Due to these disparate elements, the novel’s fragmented structure never comes together. Indeed, it can most accurately be described as a series of anecdotes. On one level, this is a sound choice: subjecting von Rezzori’s memories to a more conventional narrative structure would have detracted from the book’s documentarian project. Yet on an individual level, the unconventional structure is misguided. This picaresque structure makes the relationships portrayed seem trivial, and creates emotional distance both from von Rezzori and from Czernopol. He repeatedly tells us that he greatly admires Tildy, but illustrates that by devoting a page to the major’s clothing.
Other elements of the book are even more confusing emotionally. For most of the novel, the narrator discusses little besides a bizarre fixation with Major Tildy. It comes as a surprise when, near the end of the novel, he turns to speaking about the women he finds attractive. He loves one “on account of her inner excruciating turmoil and the feminine tawdriness of her lost and faded elegance,” and another “because of her honey-colored eyes and the glory of her naked shoulders.” Such descriptions are well-crafted, if a little overwrought; still, they are typical of the novel’s emotional void.
The novel also suffers in numerous moments when von Rezzori is forced to pause the action and explain the intricacies of the situation. One scene featuring Tildy reads: “[he] found no other way to react... than to click his heels together so that his spurs gave a slight clink, ostensibly as a sign of polite respect, but one that showed the same provocatively dismissive mastery of military form for which he is all too well known.”

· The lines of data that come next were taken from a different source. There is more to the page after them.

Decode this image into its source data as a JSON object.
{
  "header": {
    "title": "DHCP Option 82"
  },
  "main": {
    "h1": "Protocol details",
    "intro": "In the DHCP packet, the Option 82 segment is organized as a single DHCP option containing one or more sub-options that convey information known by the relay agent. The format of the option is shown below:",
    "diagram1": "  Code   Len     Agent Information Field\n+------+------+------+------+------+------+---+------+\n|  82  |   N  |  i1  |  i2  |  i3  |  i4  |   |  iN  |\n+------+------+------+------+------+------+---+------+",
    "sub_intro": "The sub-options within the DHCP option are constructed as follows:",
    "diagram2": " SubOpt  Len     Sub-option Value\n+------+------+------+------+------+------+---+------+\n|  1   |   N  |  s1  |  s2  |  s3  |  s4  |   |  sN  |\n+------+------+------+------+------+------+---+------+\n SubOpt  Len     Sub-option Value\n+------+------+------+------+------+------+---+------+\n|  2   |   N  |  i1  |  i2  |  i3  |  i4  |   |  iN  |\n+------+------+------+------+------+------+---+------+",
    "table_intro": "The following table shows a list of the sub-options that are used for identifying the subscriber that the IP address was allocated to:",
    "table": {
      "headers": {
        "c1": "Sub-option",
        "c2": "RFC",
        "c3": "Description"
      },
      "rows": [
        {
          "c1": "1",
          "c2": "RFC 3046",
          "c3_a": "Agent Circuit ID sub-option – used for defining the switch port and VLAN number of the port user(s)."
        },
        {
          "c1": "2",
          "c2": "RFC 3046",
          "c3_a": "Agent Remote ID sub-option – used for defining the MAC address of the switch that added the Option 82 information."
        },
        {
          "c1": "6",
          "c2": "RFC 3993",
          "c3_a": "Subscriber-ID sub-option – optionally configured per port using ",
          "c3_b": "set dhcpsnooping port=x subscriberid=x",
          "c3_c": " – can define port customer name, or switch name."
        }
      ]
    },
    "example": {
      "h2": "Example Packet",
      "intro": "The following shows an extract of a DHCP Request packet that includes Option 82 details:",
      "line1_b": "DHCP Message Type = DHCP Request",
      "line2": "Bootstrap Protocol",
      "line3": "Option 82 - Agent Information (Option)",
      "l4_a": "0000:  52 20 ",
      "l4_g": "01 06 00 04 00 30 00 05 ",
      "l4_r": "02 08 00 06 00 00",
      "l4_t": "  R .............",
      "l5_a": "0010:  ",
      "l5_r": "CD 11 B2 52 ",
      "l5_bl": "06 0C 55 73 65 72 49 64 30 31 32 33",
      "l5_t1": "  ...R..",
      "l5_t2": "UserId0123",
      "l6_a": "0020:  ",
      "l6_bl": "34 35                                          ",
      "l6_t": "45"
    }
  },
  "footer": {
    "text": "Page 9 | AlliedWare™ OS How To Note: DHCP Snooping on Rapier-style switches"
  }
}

At certain points, these interjections lead to meaningful insights, but cumulatively they distract and annoy. Perhaps the book might have been more successful as a collection of short stories; the more frustrating elements of von Rezzori’s style might have been less evident that way. “The Ermine of Czernopol” may not succeed in its grandiose ambition to recreate individual consciousness, but nevertheless, it creates a powerful, arresting vision of Czernopol.